Evgeni Malkin is Putting the NHL on Notice

A few short months ago, prior to the calendar flipping to 2018, the Pittsburgh Penguins and their ‘big three’ — Sidney Crosby, Evgeni Malkin, and Phil Kessel — were struggling. They were on the outside of the Eastern Conference playoff picture, and, despite their absurd amount of offensive talent, they couldn’t score. The Penguins’ power play kept them afloat while their even-strength production faltered. It was mind-boggling to think the NHL’s most potent offense and high tempo team could struggle so badly in that department.

Then they woke up.

All of a sudden, in the blink of an eye, the Penguins have launched themselves to the top of the Metropolitan division. They’re 16-4-1 in 2018 and in that span, they’ve led the league in scoring with 84 goals. Most impressive is that 66 of those goals came at even-strength, which also leads the league since Jan. 1 and clearly indicates that their 5-on-5 production is no longer an issue. Surprisingly for some, the catalyst for this offensive outburst has been Malkin and not the usual suspect, Crosby. He’s on fire right now, and, with a few pieces of hardware well within reach, it seems as if he won’t be deterred.

Evgeni Malkin Leading the Way

Just how much of an impact has Malkin had on Pittsburgh’s recent surge? Consider the following chart, courtesy of Sean Tierney of The Athletic, which displays players according to their ice time versus production, uncovering who may be overutilized or underutilized. Malkin, as you can see, is being used quite appropriately.
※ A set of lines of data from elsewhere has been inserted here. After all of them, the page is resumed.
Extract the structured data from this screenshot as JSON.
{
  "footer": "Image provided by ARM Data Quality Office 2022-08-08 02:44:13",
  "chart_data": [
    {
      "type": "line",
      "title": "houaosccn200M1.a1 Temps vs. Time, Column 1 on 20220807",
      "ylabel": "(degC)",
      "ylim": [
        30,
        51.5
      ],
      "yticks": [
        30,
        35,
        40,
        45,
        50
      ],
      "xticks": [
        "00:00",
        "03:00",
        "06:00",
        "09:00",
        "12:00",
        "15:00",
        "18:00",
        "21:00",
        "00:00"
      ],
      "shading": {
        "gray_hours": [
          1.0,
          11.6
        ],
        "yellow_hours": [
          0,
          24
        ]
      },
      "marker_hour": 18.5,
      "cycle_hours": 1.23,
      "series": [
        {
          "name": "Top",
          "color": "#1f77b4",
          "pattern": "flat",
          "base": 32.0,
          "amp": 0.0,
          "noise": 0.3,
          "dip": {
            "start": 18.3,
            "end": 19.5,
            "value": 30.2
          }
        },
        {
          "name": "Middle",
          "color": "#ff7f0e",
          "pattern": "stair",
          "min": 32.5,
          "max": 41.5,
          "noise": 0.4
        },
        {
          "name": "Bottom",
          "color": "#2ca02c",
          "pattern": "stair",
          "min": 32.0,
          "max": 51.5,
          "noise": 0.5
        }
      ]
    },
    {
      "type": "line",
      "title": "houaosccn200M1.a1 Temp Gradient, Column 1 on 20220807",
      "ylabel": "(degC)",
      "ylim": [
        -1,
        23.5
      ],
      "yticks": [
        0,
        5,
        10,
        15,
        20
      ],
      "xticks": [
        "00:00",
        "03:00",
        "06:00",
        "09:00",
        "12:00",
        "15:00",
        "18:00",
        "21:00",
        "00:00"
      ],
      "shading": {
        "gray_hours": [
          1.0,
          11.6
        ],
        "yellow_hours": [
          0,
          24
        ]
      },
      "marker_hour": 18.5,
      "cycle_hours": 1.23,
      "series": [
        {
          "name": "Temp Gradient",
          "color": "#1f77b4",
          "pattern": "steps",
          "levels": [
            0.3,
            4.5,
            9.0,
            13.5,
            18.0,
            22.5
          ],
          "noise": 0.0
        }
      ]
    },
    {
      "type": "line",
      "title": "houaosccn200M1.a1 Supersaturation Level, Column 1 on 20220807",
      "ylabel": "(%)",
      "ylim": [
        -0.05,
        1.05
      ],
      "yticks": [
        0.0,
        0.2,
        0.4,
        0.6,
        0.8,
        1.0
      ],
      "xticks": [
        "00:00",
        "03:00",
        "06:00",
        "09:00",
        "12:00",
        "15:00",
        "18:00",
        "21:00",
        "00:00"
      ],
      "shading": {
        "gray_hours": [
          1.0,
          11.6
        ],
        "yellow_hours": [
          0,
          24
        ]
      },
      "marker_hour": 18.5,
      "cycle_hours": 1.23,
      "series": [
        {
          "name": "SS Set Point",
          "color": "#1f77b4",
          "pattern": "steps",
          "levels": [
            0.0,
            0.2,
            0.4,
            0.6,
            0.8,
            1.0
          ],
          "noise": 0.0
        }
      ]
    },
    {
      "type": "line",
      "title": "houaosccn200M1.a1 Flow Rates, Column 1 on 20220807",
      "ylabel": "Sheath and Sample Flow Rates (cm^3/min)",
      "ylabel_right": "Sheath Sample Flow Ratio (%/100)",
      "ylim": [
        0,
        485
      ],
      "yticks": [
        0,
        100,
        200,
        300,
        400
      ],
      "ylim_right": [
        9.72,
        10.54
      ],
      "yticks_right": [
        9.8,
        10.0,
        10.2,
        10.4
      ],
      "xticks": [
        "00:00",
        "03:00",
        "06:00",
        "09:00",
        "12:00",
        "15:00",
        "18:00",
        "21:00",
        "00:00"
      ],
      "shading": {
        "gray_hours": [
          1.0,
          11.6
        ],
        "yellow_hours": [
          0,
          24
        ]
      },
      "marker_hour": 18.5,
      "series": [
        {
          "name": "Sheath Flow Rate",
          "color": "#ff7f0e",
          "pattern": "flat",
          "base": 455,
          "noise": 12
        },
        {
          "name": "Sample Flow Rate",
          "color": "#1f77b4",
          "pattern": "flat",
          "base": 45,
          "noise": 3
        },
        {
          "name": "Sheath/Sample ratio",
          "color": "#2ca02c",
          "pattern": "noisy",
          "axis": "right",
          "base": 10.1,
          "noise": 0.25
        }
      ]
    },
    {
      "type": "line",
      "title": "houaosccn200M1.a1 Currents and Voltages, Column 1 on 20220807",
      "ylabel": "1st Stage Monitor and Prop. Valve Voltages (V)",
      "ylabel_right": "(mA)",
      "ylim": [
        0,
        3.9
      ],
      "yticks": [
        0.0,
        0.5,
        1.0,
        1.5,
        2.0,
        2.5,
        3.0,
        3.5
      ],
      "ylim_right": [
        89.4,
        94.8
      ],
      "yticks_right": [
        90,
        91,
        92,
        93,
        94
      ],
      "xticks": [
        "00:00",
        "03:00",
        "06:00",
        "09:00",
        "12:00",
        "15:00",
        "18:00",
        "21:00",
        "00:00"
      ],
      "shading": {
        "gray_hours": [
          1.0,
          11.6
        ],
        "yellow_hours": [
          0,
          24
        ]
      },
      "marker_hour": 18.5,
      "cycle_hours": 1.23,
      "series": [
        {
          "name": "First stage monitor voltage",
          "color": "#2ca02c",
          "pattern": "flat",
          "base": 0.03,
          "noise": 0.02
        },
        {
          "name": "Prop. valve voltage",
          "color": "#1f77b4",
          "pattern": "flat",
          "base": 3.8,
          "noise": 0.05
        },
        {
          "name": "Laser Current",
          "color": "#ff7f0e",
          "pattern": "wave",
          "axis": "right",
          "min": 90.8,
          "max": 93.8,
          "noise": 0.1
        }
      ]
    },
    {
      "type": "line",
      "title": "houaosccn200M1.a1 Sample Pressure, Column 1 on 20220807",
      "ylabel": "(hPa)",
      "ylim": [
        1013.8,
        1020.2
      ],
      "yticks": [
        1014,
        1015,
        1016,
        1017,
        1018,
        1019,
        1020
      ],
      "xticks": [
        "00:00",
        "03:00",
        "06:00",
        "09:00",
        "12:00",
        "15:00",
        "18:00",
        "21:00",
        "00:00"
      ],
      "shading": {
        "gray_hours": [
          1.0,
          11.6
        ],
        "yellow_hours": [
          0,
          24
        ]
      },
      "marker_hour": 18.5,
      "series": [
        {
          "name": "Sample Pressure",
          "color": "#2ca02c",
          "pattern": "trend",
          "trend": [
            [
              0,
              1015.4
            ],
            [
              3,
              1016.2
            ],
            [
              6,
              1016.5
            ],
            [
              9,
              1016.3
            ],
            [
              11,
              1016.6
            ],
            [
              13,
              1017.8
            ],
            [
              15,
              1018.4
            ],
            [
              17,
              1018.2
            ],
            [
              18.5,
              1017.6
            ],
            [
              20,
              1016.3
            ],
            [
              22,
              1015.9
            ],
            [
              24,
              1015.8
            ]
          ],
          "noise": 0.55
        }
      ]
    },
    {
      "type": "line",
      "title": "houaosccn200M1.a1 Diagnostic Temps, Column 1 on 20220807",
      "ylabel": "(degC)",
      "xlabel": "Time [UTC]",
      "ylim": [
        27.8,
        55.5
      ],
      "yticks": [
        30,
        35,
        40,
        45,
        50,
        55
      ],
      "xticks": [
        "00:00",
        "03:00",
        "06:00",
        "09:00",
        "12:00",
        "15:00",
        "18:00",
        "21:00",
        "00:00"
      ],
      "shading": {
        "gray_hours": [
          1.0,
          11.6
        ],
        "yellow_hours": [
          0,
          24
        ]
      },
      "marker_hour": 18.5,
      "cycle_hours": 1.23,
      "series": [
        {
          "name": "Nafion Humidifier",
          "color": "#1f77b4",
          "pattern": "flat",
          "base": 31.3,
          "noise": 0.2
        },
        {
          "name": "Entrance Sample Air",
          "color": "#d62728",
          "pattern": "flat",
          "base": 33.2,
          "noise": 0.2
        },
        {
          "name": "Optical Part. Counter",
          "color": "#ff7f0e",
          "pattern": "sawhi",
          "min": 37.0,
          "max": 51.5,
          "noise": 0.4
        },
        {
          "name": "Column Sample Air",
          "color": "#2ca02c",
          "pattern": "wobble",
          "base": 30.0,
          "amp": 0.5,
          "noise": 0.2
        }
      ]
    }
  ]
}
Created by Sean Tierney (@chartinghockey).

Malkin has separated himself from the pack. According to Natural Stat Trick, he’s clicking at 2.38 points per hour of ice time at even-strength, which leads the Penguins among players with at least 25 games played. The closest individual to Malkin is Kessel at 1.87 points per hour, so you can see just how dominant he’s been when you realize how great Phil has been this year as well. In looking at that same number beginning on Jan. 1, Malkin’s points per hour soars to 3.13.

It’s scary to think about his rate of scoring right now.

Related: What’s Fueling Malkin’s Scoring Surge? 

When a player who already boasts two Art Ross trophies, a Hart Memorial Trophy and a Conn Smythe Trophy is besting his career numbers, everyone should probably take notice. He’s clicking at 1.23 points per game this season, which tops his career average of 1.18. But again, his numbers over the last 21 games — a whopping 1.62 points per game played — should terrify the rest of the league. And those numbers should also concern a few individuals who have hopes of winning their own hardware this season because Malkin is gaining ground quickly.

Ovi and Kucherov – Watch Your Back

As it stands, Nikita Kucherov is vying for his first scoring title with 77 points through 59 games played. An impressive pace, and quite the season for the 24-year old Russian winger. There was a point in which Kucherov seemed a lock for that award, but, thanks to their recent surge, a few Penguins have entered the mix. Malkin, above all others, seems quite motivated and poised to battle for the top spot. And with Kucherov’s production falling off after three months of absolutely dominating the league, Malkin surpassing him isn’t exactly far-fetched.

Alex Ovechkin Evgeni Malkin
Alex Ovechkin and Evgeni Malkin have been compared for years. (Flickr/clydeorama)

He’s staring down an opportunity for his first Rocket Richard trophy, as well.

Alexander Ovechkin is clicking at roughly 0.6 goals per game this season, giving him 35 goals through 59 games played. Malkin, since Jan. 1, is averaging a hair more than 0.7 goals per game and, as of this writing, falls two goals behind Ovechkin with 33. He’s also played two fewer games. At their current pace, Malkin would likely lead the league in goals at season’s end but it won’t be an easy task.

Ovechkin clearly isn’t done, despite so many folks in the hockey world assuming he’d lost a step after a down year in 2016-17. And, keep in mind that even in a ‘down year’, Ovechkin still netted 33 goals. Both of these races — the battle for an Art Ross and Rocket Richard — will come down to the wire. Overtaking either Kucherov or Ovechkin is a tall task, but Malkin is seemingly superhuman right now.

Like the Penguins’ bid for a third consecutive Stanley Cup, this will be quite the storyline to watch down the stretch. And honestly, who is going to bet against ‘Geno’ at this point in time, considering he’s making a habit out of taking over games and arguably looks more motivated than any other point in his career?

He’s sending quite the message to the NHL for leaving him out of the NHL’s Top 100 players, huh?